Il lago delle oche selvatiche – Negli abissi di Wuhan
Un uomo si rivela a noi attraverso una soggettiva che mostra la sua mano: nocche insanguinate ed un tatuaggio raffigurante un colombo, l’animale sacrificale per eccellenza. Quest’uomo è Zhou (Hu Ge), un criminale in fuga, un guerriero della notte che non riuscirà più a tornare a casa. Il suo futuro è segnato: condannato a morte da parte dello Stato a causa dell’accidentale omicidio di un poliziotto e ricercato dai suoi “ex colleghi” criminali per via di una faida. Su di lui pende una taglia di 300 mila yuan. La sua compagna di viaggio è una prostituta di nome Liu (Gwei Lun-mei), grazie alla quale il protagonista riuscirà effettivamente a consegnare a sua moglie la somma della taglia che ricade sulla sua testa, ricongiungendosi (immaterialmente) con la sua sposa. Questa è la storia narrata nell’ultima impresa cinematografica di Yinan Diao, Il lago delle oche selvatiche, presentato in concorso per la Palma d’Oro alla 72ª edizione del Festival di Cannes.

Il regista e sceneggiatore Yinan Diao, dopo l’enorme successo di critica di Fuochi d’artificio in pieno giorno, – Orso d’oro e Orso d’argento per il miglior attore al Festival di Berlino -, ci regala una pellicola il cui manierismo, mai portato all’estremo od all’autocelebrazione, funge da arma perfetta per portare a compimento una ribellione contro la frenesia delle logiche dominanti di narrazione. La stessa frenesia che permea una gargantuesca metropoli in perpetuo movimento. Durante la visione ci si abbandona all’immagine (e al tempo) come ipnotizzati, e man mano che si prosegue si scivola sempre più dentro l’abisso, man mano proviamo ad immedesimarci e ad immergerci in questa città-lago che ci respinge – le sue figure sembrano manichini, che imbastiscono perfetti giochi d’ombra.

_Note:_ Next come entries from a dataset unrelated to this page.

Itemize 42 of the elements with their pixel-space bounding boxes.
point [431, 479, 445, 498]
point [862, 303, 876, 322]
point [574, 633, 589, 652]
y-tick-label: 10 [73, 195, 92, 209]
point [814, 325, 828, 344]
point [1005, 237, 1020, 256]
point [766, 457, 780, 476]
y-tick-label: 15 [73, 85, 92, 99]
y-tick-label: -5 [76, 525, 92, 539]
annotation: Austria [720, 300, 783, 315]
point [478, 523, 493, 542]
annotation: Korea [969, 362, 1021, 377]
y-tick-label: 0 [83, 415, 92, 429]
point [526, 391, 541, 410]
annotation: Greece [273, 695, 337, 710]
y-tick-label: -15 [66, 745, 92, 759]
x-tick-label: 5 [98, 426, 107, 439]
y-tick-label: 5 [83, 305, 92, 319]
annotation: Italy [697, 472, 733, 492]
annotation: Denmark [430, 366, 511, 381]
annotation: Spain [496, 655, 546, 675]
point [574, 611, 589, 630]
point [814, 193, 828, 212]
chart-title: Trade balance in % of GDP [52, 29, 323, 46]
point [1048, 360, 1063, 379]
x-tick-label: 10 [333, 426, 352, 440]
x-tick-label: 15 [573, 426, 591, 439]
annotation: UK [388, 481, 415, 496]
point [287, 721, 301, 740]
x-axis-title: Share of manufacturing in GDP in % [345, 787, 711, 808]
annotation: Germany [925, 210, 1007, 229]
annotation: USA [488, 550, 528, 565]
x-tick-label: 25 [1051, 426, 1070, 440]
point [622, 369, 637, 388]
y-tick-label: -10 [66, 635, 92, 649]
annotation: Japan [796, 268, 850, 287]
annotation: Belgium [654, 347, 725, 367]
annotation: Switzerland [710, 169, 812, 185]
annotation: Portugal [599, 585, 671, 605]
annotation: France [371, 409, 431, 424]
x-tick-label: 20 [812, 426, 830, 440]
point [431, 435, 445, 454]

La realtà che ci viene mostrata è ambientata completamente nella – tristemente famosa – città di Wuhan, che si presenta a noi come un lago fatto di sangue, di pioggia, di sperma, dove tecnologia più avanzata e decadenza coesistono. Al suo interno pullulano forme di vita: la fauna periferica di una metropoli dai nervi tesi, in procinto di esplodere. È la storia di una realtà borderline, fatta di ciò che sta ai margini, popolata esclusivamente da microcriminali, triadi, prostitute, sottoproletari di ogni genere. Sin da subito ci viene mostrato il fondo, pressoché dal principio assistiamo ad una ricerca spasmodica del sottosuolo, – dall’entrata all’albergo, sino al sudicio ristorante (che ricorda la bettola di Milo della trilogia Pusher (N.W. Refn), dove il nostro anti-eroe assaporerà l’ultima ciotola bollente di spaghetti prima di morire. Ancora, ecco l’ossessione per l’abisso, perché inevitabilmente e solamente nell’abisso è permesso riscoprire l’oggetto paradossale, che ci viene costantemente negato: la luce.

Non è un caso che solamente nel finale ci venga mostrata una luce quanto più vicina possibile a quella solare, raggiante e non diafana. Alla fine non si tratta più di una luce-neon che sovente, più che illuminare l’immagine, la confonde, la sporca – come durante l’omicidio del poliziotto. In tutto il film assistiamo infatti ad un’accattivante illuminazione che deve molto all’estetica del sopracitato Refn, figlio illegittimo del primo Bava espressionista. Questa è accompagnata sovente ad un battere insistente della pioggia che contribuisce talvolta allo straniamento, talvolta all’ipnosi, rendendo sempre più flebili le parole pronunciate. La luce è percepibile, appunto, solo al fondo (o sul fondale), una luce liberatoria che demolisce una costruzione di un film pienamente buio. Una luminosità che non ci disturba più, che percepiamo come un sigillo, un timbro celeste su una promessa mantenuta: uno scambio, un ri-avvicinamento, un bagliore di uno sguardo talmente celere da sembrare impercettibile.